Resource Management is about controlling how much of a finite resource should be allocated to the given user, group, or job.

In the context for Hadoop, the resources we are primarily concerned with are disk space consumption and the number of files in HDFS, and map and reduce usage, in the case of MapReduce.

HDFS Quotas:

HDFS, like many filesystems, supports the notation of quotas on disk space consumption.

Administrators can specify a limit on the physical size a file or directory in HDFS may be.

Setting space Quota:

Hadoop dfsadmin -setSpaceQuota size path
Removing Quota from a directory
hadoop dfsadmin -clrSpaceQuota path

Example:

Set a 10GB quota on the path /user/hdfsuser
hadoop dfsadmin -setSpaceQuota 1073718/user/hdfsuser
Viewing the quota on the path /user/hdfsuser
hdfs fs -count -q /user/hdfsuser

FIFO Scheduler:

  • FIFO – First come, first served, an algorithm for scheduling tasks
  • For example, given two jobs – A and B submitted in that order, all map tasks in job A will execute before any tasks from job B, As job A map tasks complete, job B map tasks are scheduled.

FIFO Queue:




  • Job prioritization (lowest to highest):
  • very low, low normal, high, very high
  • Each priority is actually implemented as a separate FIFO queue
  • All tasks from higher priority queues are processed before lower priority queues
  • The easiest way to visualize prioritized FIFO scheduling is to think of it as five FIFO queues ordered top to bottom by priority. Tasks are then scheduled left to right, top to bottom

Configuration of FIFO:

  • Configured in mapred-site.xml
  • The parameter to be set is mapred.jobtracker.taskSchduler
  • The name of the implementation class of the FIFO scheduler is org.apache.hadoop.mapred.JobQueueTaskScheduler

Fair Scheduler:

Sometimes called the “Faire Share Scheduler of FS scheduler”.

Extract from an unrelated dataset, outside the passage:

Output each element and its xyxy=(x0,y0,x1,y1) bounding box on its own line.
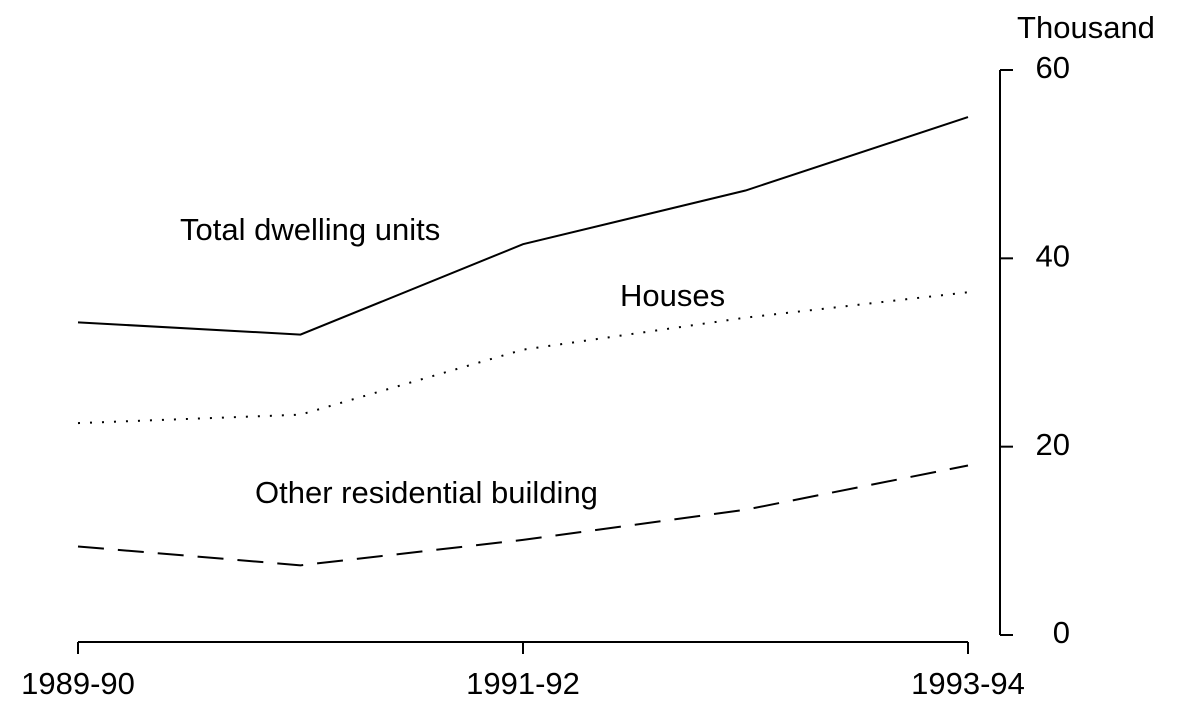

  • Alternative to default FIFO scheduler
  • Developed to solve some of the problems that arise when using the FIFO scheduler in high traffic multitenant environment
  • It uses a concept of slots
  • Each time a task tracker heartbeats to the job tracker and reports available slots, the rules are evaluated and queued tasks are assigned for execution.